"So," thought Rob to himself, "there are haunted cliff dwellings near here, as well as a rogue grizzly and a bunch of bad Indians. Well, it looks as if we had fallen into an ideal spot for Boy Scouts."


CHAPTER VI.

A BOY SCOUT "BRONCHO BUSTER."

The next morning before breakfast Rob recounted to his chums the conversation he had overheard the night before. The story of the ghost of the ancient cliff dwellings was, it appeared, no new thing on the Harkness ranch, which accounted for its owner's apathy in regard to it. Successive batches of cow-punchers doing duty in the far pasture at night professed to have seen the grisly object on its nightly rounds, but nobody had ever had the courage to investigate it.

After the morning meal had been dispatched, Mr. Harkness announced that he expected to be busied about the ranch for the morning.

"But, Harry, you take the boys down to the corral," he said, "and have one of the men catch up some horses for them. You boys know best the kind of stock you want, so I'll let you choose them."
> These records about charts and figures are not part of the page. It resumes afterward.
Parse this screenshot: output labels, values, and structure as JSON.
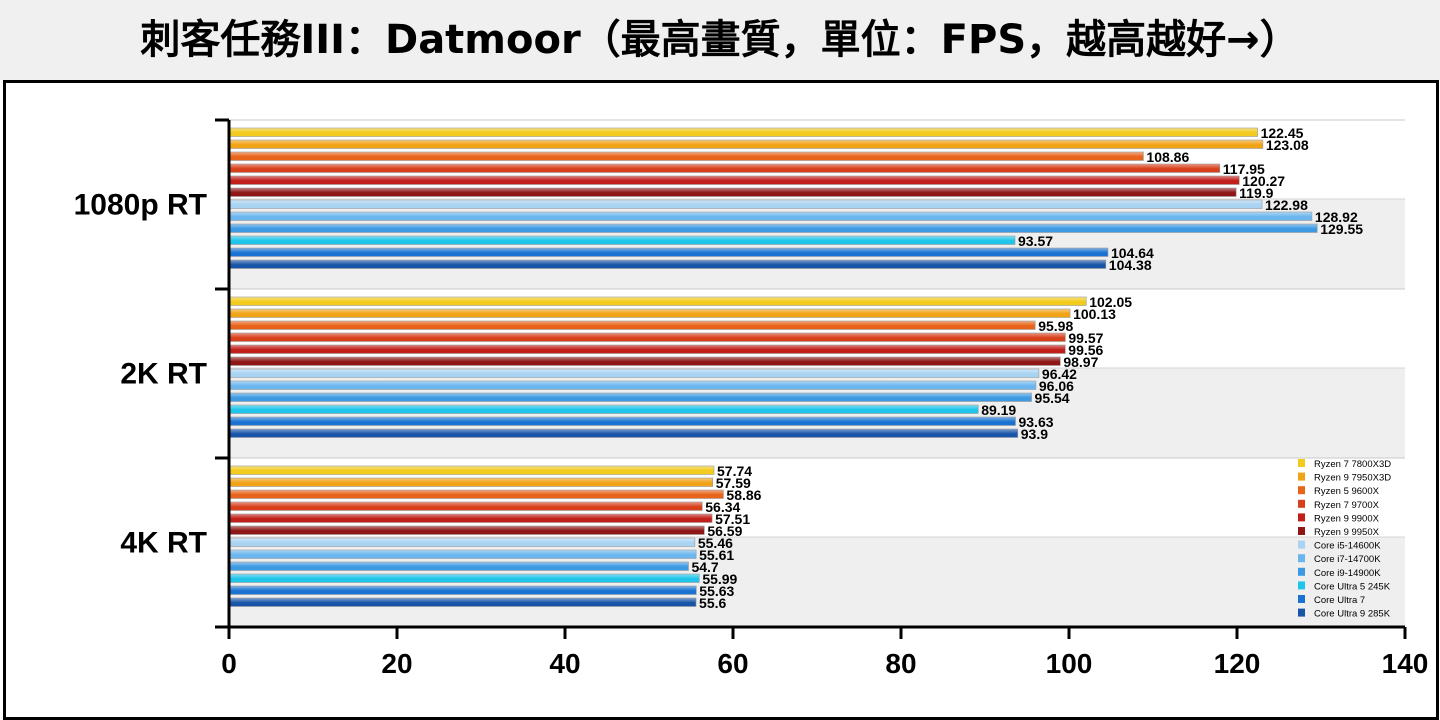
{
  "title": "刺客任務III：Datmoor（最高畫質，單位：FPS，越高越好→）",
  "colors": {
    "Ryzen 7 7800X3D": "#f2cb1d",
    "Ryzen 9 7950X3D": "#f1a316",
    "Ryzen 5 9600X": "#e8641a",
    "Ryzen 7 9700X": "#d8401c",
    "Ryzen 9 9900X": "#c11f1a",
    "Ryzen 9 9950X": "#8e1616",
    "Core i5-14600K": "#a9d3f3",
    "Core i7-14700K": "#6bb6ee",
    "Core i9-14900K": "#3d9ae2",
    "Core Ultra 5 245K": "#1ec4ea",
    "Core Ultra 7": "#1a73d2",
    "Core Ultra 9 285K": "#1854a8"
  },
  "chart_data": {
    "type": "bar",
    "orientation": "horizontal",
    "title": "刺客任務III：Datmoor（最高畫質，單位：FPS，越高越好→）",
    "categories": [
      "1080p RT",
      "2K RT",
      "4K RT"
    ],
    "xlim": [
      0,
      140
    ],
    "xticks": [
      "0",
      "20",
      "40",
      "60",
      "80",
      "100",
      "120",
      "140"
    ],
    "xticks_values": [
      0,
      20,
      40,
      60,
      80,
      100,
      120,
      140
    ],
    "legend_position": "bottom-right",
    "series": [
      {
        "name": "Ryzen 7 7800X3D",
        "values": [
          122.45,
          102.05,
          57.74
        ]
      },
      {
        "name": "Ryzen 9 7950X3D",
        "values": [
          123.08,
          100.13,
          57.59
        ]
      },
      {
        "name": "Ryzen 5 9600X",
        "values": [
          108.86,
          95.98,
          58.86
        ]
      },
      {
        "name": "Ryzen 7 9700X",
        "values": [
          117.95,
          99.57,
          56.34
        ]
      },
      {
        "name": "Ryzen 9 9900X",
        "values": [
          120.27,
          99.56,
          57.51
        ]
      },
      {
        "name": "Ryzen 9 9950X",
        "values": [
          119.9,
          98.97,
          56.59
        ]
      },
      {
        "name": "Core i5-14600K",
        "values": [
          122.98,
          96.42,
          55.46
        ]
      },
      {
        "name": "Core i7-14700K",
        "values": [
          128.92,
          96.06,
          55.61
        ]
      },
      {
        "name": "Core i9-14900K",
        "values": [
          129.55,
          95.54,
          54.7
        ]
      },
      {
        "name": "Core Ultra 5 245K",
        "values": [
          93.57,
          89.19,
          55.99
        ]
      },
      {
        "name": "Core Ultra 7",
        "values": [
          104.64,
          93.63,
          55.63
        ]
      },
      {
        "name": "Core Ultra 9 285K",
        "values": [
          104.38,
          93.9,
          55.6
        ]
      }
    ],
    "value_labels": [
      [
        "122.45",
        "102.05",
        "57.74"
      ],
      [
        "123.08",
        "100.13",
        "57.59"
      ],
      [
        "108.86",
        "95.98",
        "58.86"
      ],
      [
        "117.95",
        "99.57",
        "56.34"
      ],
      [
        "120.27",
        "99.56",
        "57.51"
      ],
      [
        "119.9",
        "98.97",
        "56.59"
      ],
      [
        "122.98",
        "96.42",
        "55.46"
      ],
      [
        "128.92",
        "96.06",
        "55.61"
      ],
      [
        "129.55",
        "95.54",
        "54.7"
      ],
      [
        "93.57",
        "89.19",
        "55.99"
      ],
      [
        "104.64",
        "93.63",
        "55.63"
      ],
      [
        "104.38",
        "93.9",
        "55.6"
      ]
    ]
  }
}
The boys thanked him, and a few moments afterward he left the room. A short time later he galloped off to make a round of the different sections of the range and to prosecute inquiries about the renegade Moquis.

The corral was, as was usually the case, full of ponies of all colors and grades of disposition, from mild beasts to fiery, half-broken bronchos. As the boys neared the enclosure, a stout little cowboy in a huge hairy pair of "chaps" approached them, airily swinging a lariat. His eyes opened and shut as rapidly as a loose shutter slat in a breeze. Cowboys have nick-names for everybody. His was of course "Blinky."